Perform Brain Gene Set Analysis — brainenrich • BrainEnrich

This function performs gene set analysis using group-level brain data. It aggregates the associations between gene expression data and brain data within gene sets from annotation data. The empirical aggregation score is compared to a null distribution generated by the selected null model. This function supports user-defined correlation and aggregation methods by allowing the use of custom functions.

Usage

brainenrich(
  brain_data,
  gene_data,
  annoData,
  cor_method = c("pearson", "spearman", "pls1c", "pls1w"),
  aggre_method = c("mean", "median", "meanabs", "meansqr", "maxmean", "ks_orig",
    "ks_weighted", "ks_pos_neg_sum", "sign_test", "rank_sum"),
  null_model = c("spin_brain", "resample_gene", "coexp_matched"),
  minGSSize = 10,
  maxGSSize = 200,
  n_cores = 0,
  n_perm = 5000,
  perm_id = NULL,
  coord.l = NULL,
  coord.r = NULL,
  seed = NULL,
  threshold_type = c("sd", "percentile", "none"),
  threshold_value = 1,
  pvalueCutoff = 0.05,
  pAdjustMethod = c("fdr", "holm", "hochberg", "hommel", "bonferroni", "BH", "BY",
    "none"),
  matchcoexp_tol = 0.05,
  matchcoexp_max_iter = 1e+06
)

Arguments

brain_data: A data frame of brain data with regions as rows. The row names (i.e., region names) must be consistent with those in gene_data.
gene_data: A data frame of gene expression data with regions as rows and genes as columns. The row names (i.e., region names) must be consistent with those in brain_data.
annoData: An environment containing annotation data.
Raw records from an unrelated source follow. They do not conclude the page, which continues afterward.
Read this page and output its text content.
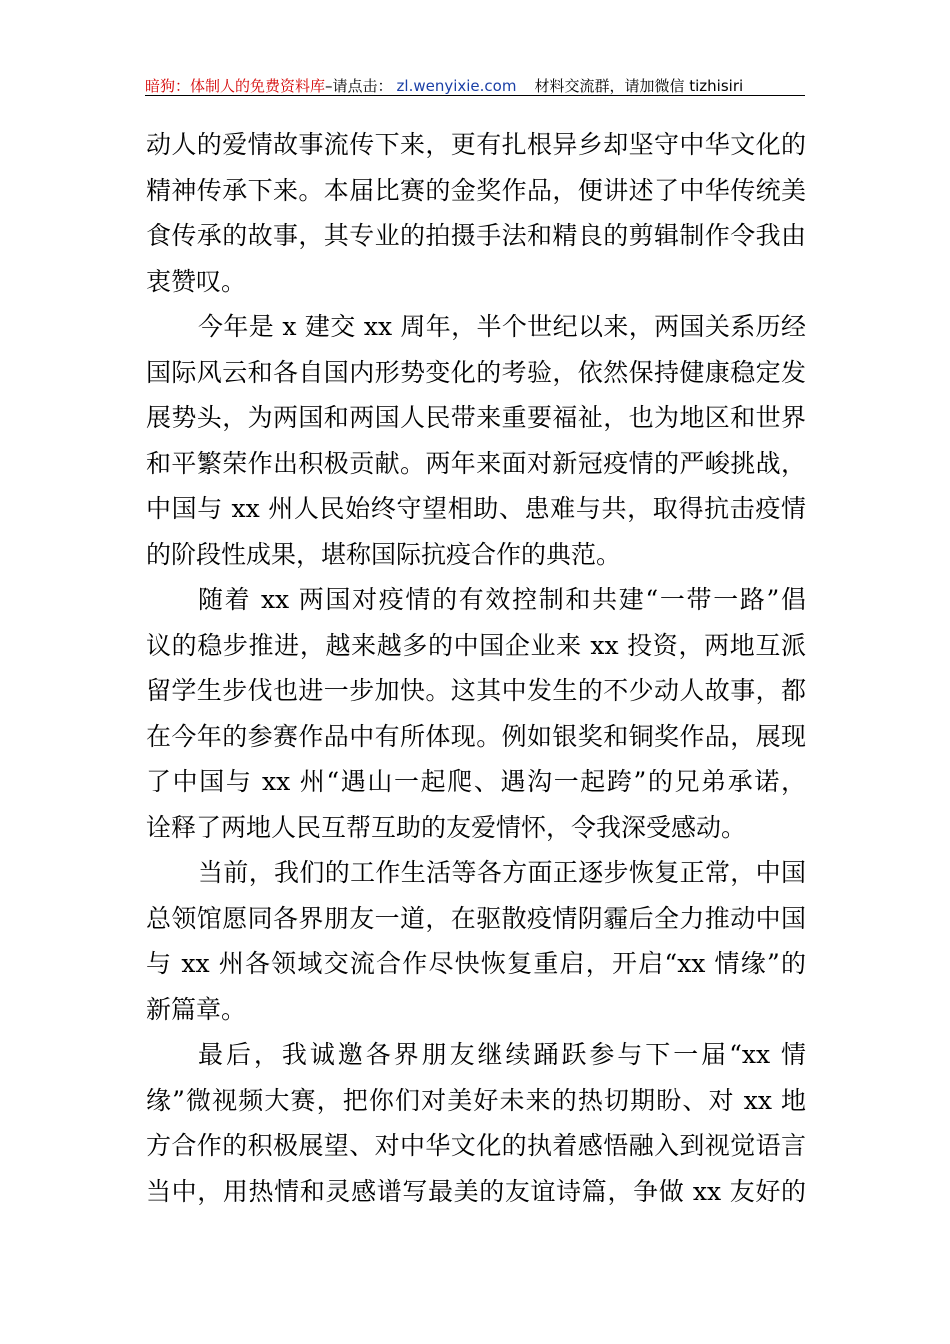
暗狗：体制人的免费资料库 –请点击： zl.wenyixie.com 材料交流群，请加微信 tizhisiri
动人的爱情故事流传下来，更有扎根异乡却坚守中华文化的
精神传承下来。本届比赛的金奖作品，便讲述了中华传统美
食传承的故事，其专业的拍摄手法和精良的剪辑制作令我由
衷赞叹。
今年是 x 建交 xx 周年，半个世纪以来，两国关系历经
国际风云和各自国内形势变化的考验，依然保持健康稳定发
展势头，为两国和两国人民带来重要福祉，也为地区和世界
和平繁荣作出积极贡献。两年来面对新冠疫情的严峻挑战，
中国与 xx 州人民始终守望相助、患难与共，取得抗击疫情
的阶段性成果，堪称国际抗疫合作的典范。
随着 xx 两国对疫情的有效控制和共建“一带一路”倡
议的稳步推进，越来越多的中国企业来 xx 投资，两地互派
留学生步伐也进一步加快。这其中发生的不少动人故事，都
在今年的参赛作品中有所体现。例如银奖和铜奖作品，展现
了中国与 xx 州“遇山一起爬、遇沟一起跨”的兄弟承诺，
诠释了两地人民互帮互助的友爱情怀，令我深受感动。
当前，我们的工作生活等各方面正逐步恢复正常，中国
总领馆愿同各界朋友一道，在驱散疫情阴霾后全力推动中国
与 xx 州各领域交流合作尽快恢复重启，开启“xx 情缘”的
新篇章。
最后，我诚邀各界朋友继续踊跃参与下一届“xx 情
缘”微视频大赛，把你们对美好未来的热切期盼、对 xx 地
方合作的积极展望、对中华文化的执着感悟融入到视觉语言
当中，用热情和灵感谱写最美的友谊诗篇，争做 xx 友好的
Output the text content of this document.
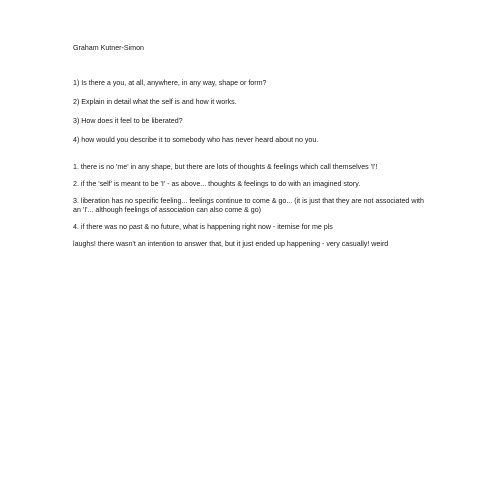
Graham Kutner-Simon

1) Is there a you, at all, anywhere, in any way, shape or form?

2) Explain in detail what the self is and how it works.

3) How does it feel to be liberated?

4) how would you describe it to somebody who has never heard about no you.

1. there is no 'me' in any shape, but there are lots of thoughts & feelings which call themselves 'I'!

2. if the 'self' is meant to be 'I' - as above... thoughts & feelings to do with an imagined story.

3. liberation has no specific feeling... feelings continue to come & go... (it is just that they are not associated with an 'I'... although feelings of association can also come & go)

4. if there was no past & no future, what is happening right now - itemise for me pls

laughs! there wasn't an intention to answer that, but it just ended up happening - very casually! weird
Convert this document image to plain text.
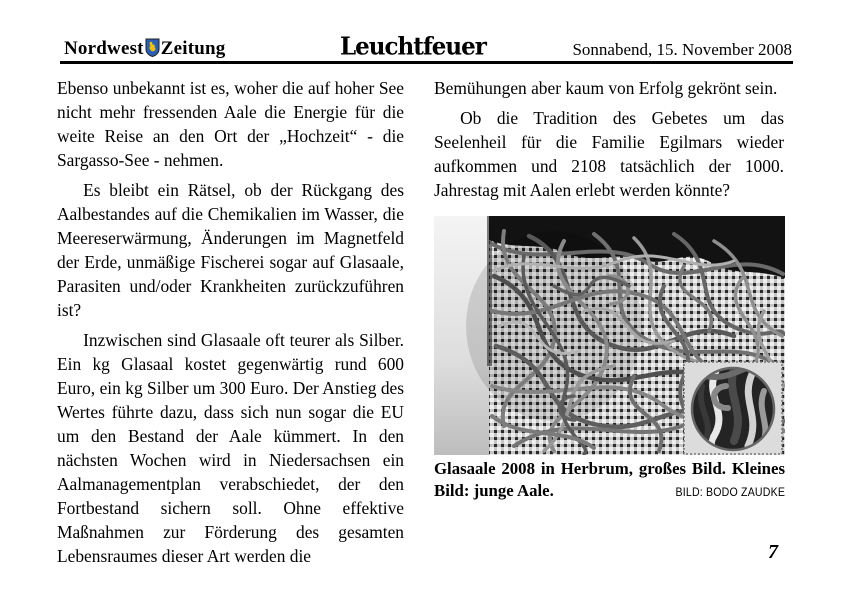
Nordwest Zeitung	Leuchtfeuer	Sonnabend, 15. November 2008

Ebenso unbekannt ist es, woher die auf hoher See nicht mehr fressenden Aale die Energie für die weite Reise an den Ort der „Hochzeit“ - die Sargasso-See - nehmen.

Es bleibt ein Rätsel, ob der Rückgang des Aalbestandes auf die Chemikalien im Wasser, die Meereserwärmung, Änderungen im Magnetfeld der Erde, unmäßige Fischerei sogar auf Glasaale, Parasiten und/oder Krankheiten zurückzuführen ist?

Inzwischen sind Glasaale oft teurer als Silber. Ein kg Glasaal kostet gegenwärtig rund 600 Euro, ein kg Silber um 300 Euro. Der Anstieg des Wertes führte dazu, dass sich nun sogar die EU um den Bestand der Aale kümmert. In den nächsten Wochen wird in Niedersachsen ein Aalmanagementplan verabschiedet, der den Fortbestand sichern soll. Ohne effektive Maßnahmen zur Förderung des gesamten Lebensraumes dieser Art werden die

Bemühungen aber kaum von Erfolg gekrönt sein.

Ob die Tradition des Gebetes um das Seelenheil für die Familie Egilmars wieder aufkommen und 2108 tatsächlich der 1000. Jahrestag mit Aalen erlebt werden könnte?

Glasaale 2008 in Herbrum, großes Bild. Kleines
Bild: junge Aale.	BILD: BODO ZAUDKE
7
See get_annoData for more details.
cor_method: A character string specifying the correlation method. Default is 'pearson'. Other options include 'spearman', 'pls1c', and 'pls1w'. If a custom function that takes (gene_data, brain_data) as input is provided, the function will use the custom correlation method, and cor_method will be set to 'custom'.
aggre_method: A character string specifying the aggregation method. Default is 'mean'. Other options include 'median', 'meanabs', 'meansqr', 'maxmean', 'ks_orig', 'ks_weighted', 'ks_pos_neg_sum', 'sign_test', and 'rank_sum'. If a custom function that takes (geneList, geneSet) as input is provided, the function will use the custom aggregation method, and aggre_method will be set to 'custom'.
null_model: A character string specifying the null model to use. Default is 'spin_brain'. Other options include 'resample_gene' and 'coexp_matched'.
minGSSize: An integer specifying the minimum gene set size after intersecting with the genes in gene_data. Default is 10.
maxGSSize: An integer specifying the maximum gene set size after intersecting with the genes in gene_data. Default is 200.
n_cores: An integer specifying the number of cores to use. Default is 0 (use all available cores minus one).
n_perm: An integer specifying the number of permutations. Default is 5000.
perm_id: A matrix of permutation indices for the 'spin_brain' null model. Default is NULL. Either perm_id or coord.l/coord.r must be provided if choosing the 'spin_brain' mode.
coord.l: A matrix of coordinates for the left hemisphere used in the 'spin_brain' null model. Default is NULL. Can be NULL if coord.r or perm_id is provided.
coord.r: A matrix of coordinates for the right hemisphere used in the 'spin_brain' null model. Default is NULL. Can be NULL if coord.l or perm_id is provided.
seed: An integer specifying the seed for reproducibility when using the 'spin_brain' model. Default is NULL.
threshold_type: A character string specifying the threshold type for identifying core genes. Default is 'sd'. Other options are 'percentile' and 'none'. For 'sd', the threshold value represents the number of standard deviations from the mean. For 'percentile', the threshold value represents the percentile of the distribution. For 'none', no identification of core genes is performed.
threshold_value: A numeric value specifying the threshold for core gene identification. Default is 1. See find_core_genes for more details.
pvalueCutoff: A numeric value specifying the p-value cutoff for significance in the output. Default is 0.05.
pAdjustMethod: A character string specifying the method for p-value adjustment ("fdr", "holm", "hochberg", "hommel", "bonferroni", "BH", "BY", "none"). Default is 'fdr'. See p.adjust for more details.
matchcoexp_tol: A numeric value specifying the tolerance for co-expression matching in the 'coexp_matched' null model. Lower values result in better matching but increase the number of iterations required. Default is 0.05. See resample_geneSetList_matching_coexp for more details.
matchcoexp_max_iter: An integer specifying the maximum number of iterations for co-expression matching in the 'coexp_matched' null model. Default is 1,000,000. See resample_geneSetList_matching_coexp for more details.

Value

A gseaResult object containing the enrichment results.